Her grandfather chuckled, “Look at her. She’s lovely. She really is a little princess isn’t she?”
“No John,” I replied, “You forget that I’m a socialist. There is no way that my little girl is a princess. She’s from good peasant stock and proud of it.”
Up until this point, everything that I had said was true. I have to admit that I am a bit of a leftie. To be clear, I am not on the barricades with Fidel and Che leading the revolutionary charge but I do believe in the NHS and that there is such a thing as society. I am also descended from peasant stock. My none too distant ancestors were basically peanut farmers on the sub-continent.
The problem is that I was into a bit of a groove by this stage and carried on, “If Meri ever turns up with a Prince on her arm, I’ll show them both the door!”
Clare gave me one of her looks. She didn’t say anything there and then but later when the mother-in-law had fired up her broomstick and flown south (sorry, I couldn’t resist just one mother-in-law gag…) she called me out.

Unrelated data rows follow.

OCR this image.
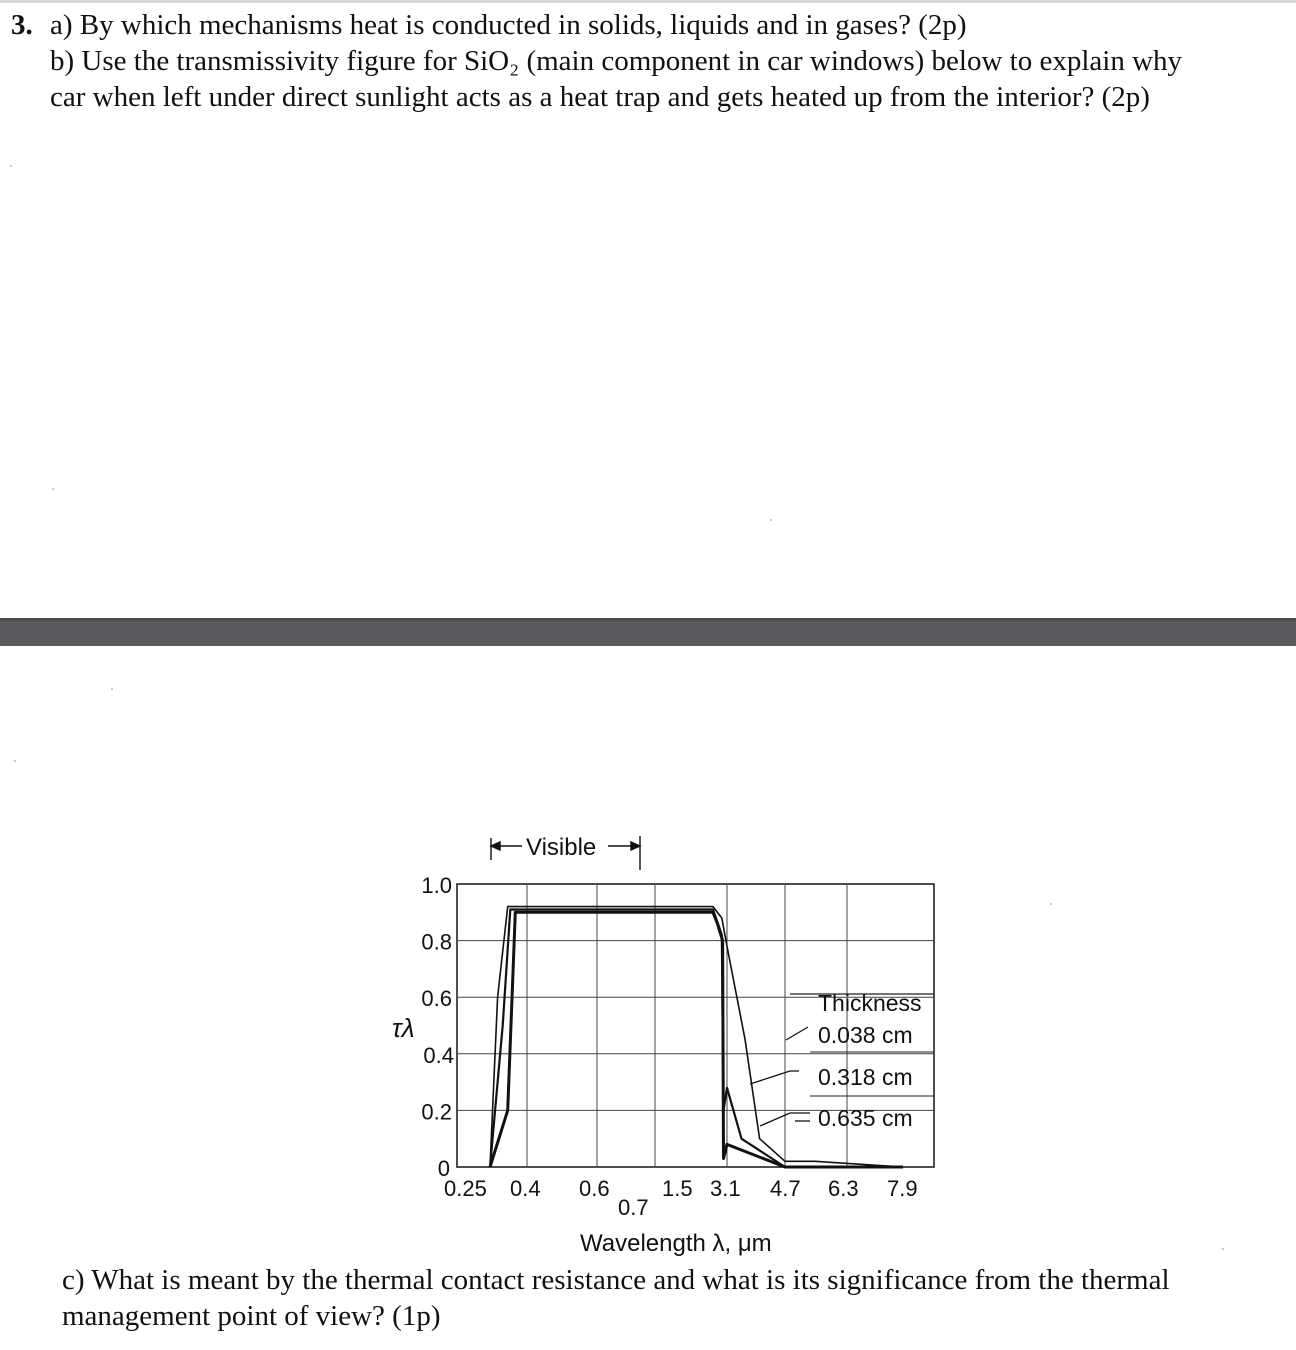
3. a) By which mechanisms heat is conducted in solids, liquids and in gases? (2p)
b) Use the transmissivity figure for SiO₂ (main component in car windows) below to explain why
car when left under direct sunlight acts as a heat trap and gets heated up from the interior? (2p)
1.0
0.8
0.6
0.4
0.2
0
0.25 0.4 0.6
0.7
1.5 3.1 4.7 6.3 7.9
Visible
τλ
Wavelength λ, μm
Thickness
0.038 cm
0.318 cm
0.635 cm
c) What is meant by the thermal contact resistance and what is its significance from the thermal
management point of view? (1p)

“The chances of Meri turning up with a Prince in tow are pretty remote.” She started quite reasonably, “Meri can turn up with whoever she wants on her arm as long as he’s a good man and he is going to make her happy. And anyway – like she’s going to listen to you.”
Her logic was crushing and irrefutable. All I want is for my little peasant girl to be happy even if that does mean she turns into a little princess.